DWUDZIESTY SZÓSTY trwa w najlepsze
Przedwczorajszy wieczór festiwalowy (10.07) z pewnością nie należał do mężczyzn. Tym razem za klawiszami organowego mechanizmu zasiadły w jak najlepszej komitywie – zawiązując muzyczną unię polsko-litewską – Ilona Kubiaczyk-Adler i pochodząca z okolic Wilna Dovile Savickaite. W ich niespełna godzinnym występie nie zabrakło żadnego z wszystkich istotnych w sztuce tematów. Miłość, śmierć, przemijanie, ekstaza, melancholia przewijały się jak w kalejdoskopie. Interpretacja diabolicznego Danse macabre Camille’a Saint-Saensa dowiodła ponad wszelką wątpliwość, że nie siła fizyczna decyduje o obliczu gry na tym największym z instrumentów.

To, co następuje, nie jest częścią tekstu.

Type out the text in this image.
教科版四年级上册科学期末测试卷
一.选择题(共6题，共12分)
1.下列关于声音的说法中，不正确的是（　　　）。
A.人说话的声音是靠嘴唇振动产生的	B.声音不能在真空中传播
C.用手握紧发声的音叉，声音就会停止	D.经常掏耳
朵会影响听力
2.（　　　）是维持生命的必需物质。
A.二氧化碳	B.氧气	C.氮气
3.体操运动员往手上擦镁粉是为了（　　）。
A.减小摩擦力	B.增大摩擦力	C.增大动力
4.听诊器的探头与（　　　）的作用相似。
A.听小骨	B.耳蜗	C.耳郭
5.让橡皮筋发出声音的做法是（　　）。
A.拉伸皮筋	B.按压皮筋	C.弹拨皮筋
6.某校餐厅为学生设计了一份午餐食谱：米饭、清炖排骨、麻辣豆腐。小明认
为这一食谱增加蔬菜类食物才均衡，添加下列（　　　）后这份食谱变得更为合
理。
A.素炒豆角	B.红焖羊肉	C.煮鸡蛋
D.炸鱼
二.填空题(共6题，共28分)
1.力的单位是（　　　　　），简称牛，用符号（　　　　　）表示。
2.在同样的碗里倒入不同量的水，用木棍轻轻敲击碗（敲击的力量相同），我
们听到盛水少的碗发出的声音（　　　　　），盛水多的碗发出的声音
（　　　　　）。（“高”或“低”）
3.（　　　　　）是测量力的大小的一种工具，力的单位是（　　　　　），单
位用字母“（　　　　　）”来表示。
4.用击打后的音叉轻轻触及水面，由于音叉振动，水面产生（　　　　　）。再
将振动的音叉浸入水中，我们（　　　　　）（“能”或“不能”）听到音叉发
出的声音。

W części kameralnej wystąpił damsko-męski Creative Quintet. Tu również pierwsze skrzypce – i to nie tylko w sensie metaforycznym – grały kobiety. Jak się szybko okazało, pochodzący z sanockiej Szkoły muzycznej II stopnia artyści wręcz idealnie wtopili się w późnobarokowy sztafaż bernardyńskiej bazyliki. Dźwięki „Concierto para quinteto” i „La muerte del Angel” Astora Piazzolli zdawały się prowokować do ruchu nie tylko licznie zgromadzonych słuchaczy ale i górujące nad nimi ciężkie, udrapowane rzeźby.